A pedido do presidente da Câmara, Arthur Lira (Progressistas-AL), o relator da reforma do Imposto de Renda, Celso Sabino (PSDB-PA), fez novas mudanças no parecer, mas a segunda tentativa de aprovar o projeto esta semana acabou frustrada após uma articulação dos Estados para interromper o processo de votação.

Uma hora antes do início da votação, Sabino havia antecipado ao Estadão que as empresas que pagam o Imposto de Renda pelo lucro presumido com faturamento de até R$ 4,8 milhões ficariam isentas totalmente na distribuição de lucros e dividendos. "A isenção atende médicos, advogados, dentistas, restaurantes, bares, lanchonetes, construtoras, comércio que são microempresas, mas não estão no Simples", disse Sabino. Ele estimou em 1 milhão os beneficiados com a mudança.
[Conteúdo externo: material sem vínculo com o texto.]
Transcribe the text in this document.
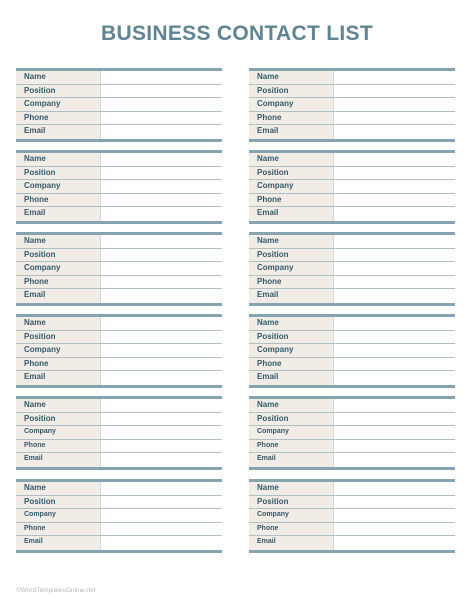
BUSINESS CONTACT LIST
Name
Position
Company
Phone
Email
Name
Position
Company
Phone
Email
Name
Position
Company
Phone
Email
Name
Position
Company
Phone
Email
Name
Position
Company
Phone
Email
Name
Position
Company
Phone
Email
Name
Position
Company
Phone
Email
Name
Position
Company
Phone
Email
Name
Position
Company
Phone
Email
Name
Position
Company
Phone
Email
Name
Position
Company
Phone
Email
Name
Position
Company
Phone
Email
©WordTemplatesOnline.net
A mudança, porém, não foi suficiente para afastar as resistências, que continuam. A análise do texto de Sabino já havia iniciado no plenário, mas, sem consenso, líderes de centro e de oposição iniciaram um movimento para adiar a votação.

A sugestão foi levada pelo líder do DEM, Efraim Filho (PB). Líderes do PT, PDT, PSDB e Novo concordaram com proposta.

"Colocar para semana que vem é sem dúvida nenhuma o caminho mais prudente", afirmou o líder do MBD, Isnaldo Bulhões (AL). Ele articulou com representantes do Comitê Nacional de Secretários de Fazenda Estaduais (Comsefaz) o movimento.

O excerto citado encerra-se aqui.